Introducing the first of Harry Reginald Haddon’s weekly columns, discussing wine, and the life that flows from it. Enjoy – it is the sort of read that ages well. – As this is the first wine column I am writing here, I thought I would ask the question: why wine? Why dedicate these 600 or so words to wine? Can’t we just drink the stuff and be happy? Do we have to listen to another poncey, big nosed bastard who is going to tell us about the flutteringly fleet-footed scent of an angels fart, offset only by the delicate flavour of cigar boxed, pencil shaved bullshit? In short: Because it’s awesome, of course you can, and I damn well hope not. [Click link to read column]
Why wine? Well for the last couple 1000 years (earliest estimates see evidence for wine making at around 7000 BC) we have been drinking wine. We have drunk it to escape cruel and short lives, to grease the brain’s cogs and wheels, to liven up parties, to find inspiration, and to worship our gods. We have traded wine, made millions with wine, and lost it all with wine. We’ve made it sweet, drunk it sour, wrote books on it, and fought for it, died for it, and we have drunk wine because, goddamnit, drinking it is awesome. Wine was at the start of civilization and it will be there, in whatever form, at the end.
So whether you like wine or not, it deserves respect.
But here is the tricky bit, and one that frustrates me to no end. How did this wonderful liquid, rich in history, gain this horrible reputation among so many: to show an interest in it shoves one towards the snobbish end of the social spectrum?
One answer is of course the price of wine. The brilliant 18th century author Goethe made the point, “The rich want good wine, the poor plenty of wine.” And of course it is over ‘good wine’ that much time is spent harping on about its character ad infinitum; a sure way to alienate those with a passing interest. Indeed one wine critic from the middle ages noted, “those who dwell, think and cogitate ceaselessly about wine, speaking, writing, following and moulding themselves to it, will suffer the consequences*.”

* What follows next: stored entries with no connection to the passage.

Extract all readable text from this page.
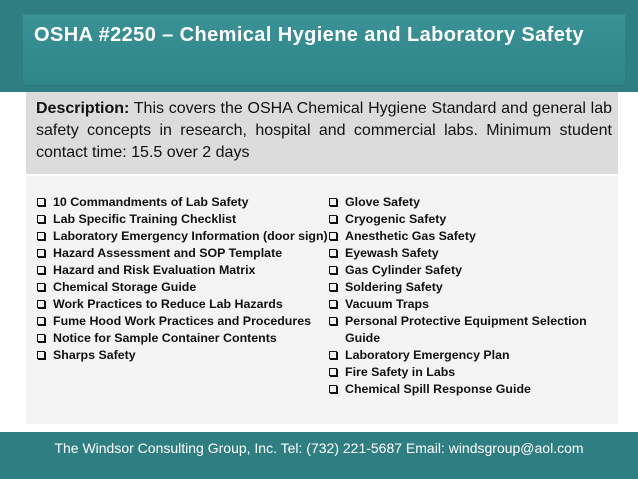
OSHA #2250 – Chemical Hygiene and Laboratory Safety
Description: This covers the OSHA Chemical Hygiene Standard and general lab safety concepts in research, hospital and commercial labs. Minimum student contact time: 15.5 over 2 days
10 Commandments of Lab Safety
Lab Specific Training Checklist
Laboratory Emergency Information (door sign)
Hazard Assessment and SOP Template
Hazard and Risk Evaluation Matrix
Chemical Storage Guide
Work Practices to Reduce Lab Hazards
Fume Hood Work Practices and Procedures
Notice for Sample Container Contents
Sharps Safety
Glove Safety
Cryogenic Safety
Anesthetic Gas Safety
Eyewash Safety
Gas Cylinder Safety
Soldering Safety
Vacuum Traps
Personal Protective Equipment Selection Guide
Laboratory Emergency Plan
Fire Safety in Labs
Chemical Spill Response Guide
The Windsor Consulting Group, Inc. Tel: (732) 221-5687 Email: windsgroup@aol.com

So OK, there are wine wankers. Those that make people uncomfortable with their supposed greater wine knowledge – it’s easy to identify them, they will turn their noses up at Chateau Libertas – to these people we need to raise our collective middle fingers, raise a glass of Tassies, and tell them to shut the fuck up. The last thing wine should be is a snooty, elitist pursuit.
The purpose of wine is to enjoy it, to quench your thirst, to inspire joie de vivre. As soon as that ceases, so should your drinking. For some this occurs at four in the morning with their heads over a porcelain bowl, for others it is when they start buying wine simply to impress.
But of course, like most things, the more you know the more enjoyable it becomes. Unless of course your sole aim is to get shit-faced; if that’s the case, then by all means carry on, you are not alone.
For me drinking wine is like reading. We can start with simple things and, dependent on our enjoyment, we progress to more and more complex books, poems, manuals, textbooks etc. Of course if you read purely for practical sakes, a novel is not likely to grace your eyeballs.
So like wine you start with simple wines and then start to explore. And this is the important bit:
It doesn’t matter what you like. But it does matter finding out why you like it.
And that’s what I hope this column will be. A mix of light hearted wine trivia, some wine suggestions, and a way for you to hopefully learn one or two things that will, the next time you open a bottle, make you go “Aha!” That’s wine for me, a series of (endless and invigorating) bottles punctuated with ‘Aha’ moments. And each one lets me enjoy the next bottle more.
However, as this is not a newspaper, you are not forced to listen to what I think will work. So I ask you to please leave a comment below describing what you would like to see in a wine column. Whether it is wine selections at various price points with tasting notes, wine history, profiles of wine-makers, whatever. If left to my own devices you’ll probably get a mix of those. So let me know and I will try and provide, but please if I ever start becoming that poncey prick we told earlier to fuck off, let me know. I’ll drink something cheap and nasty as penance, and try again.
* I didn’t look for the consequences out of a personal fear.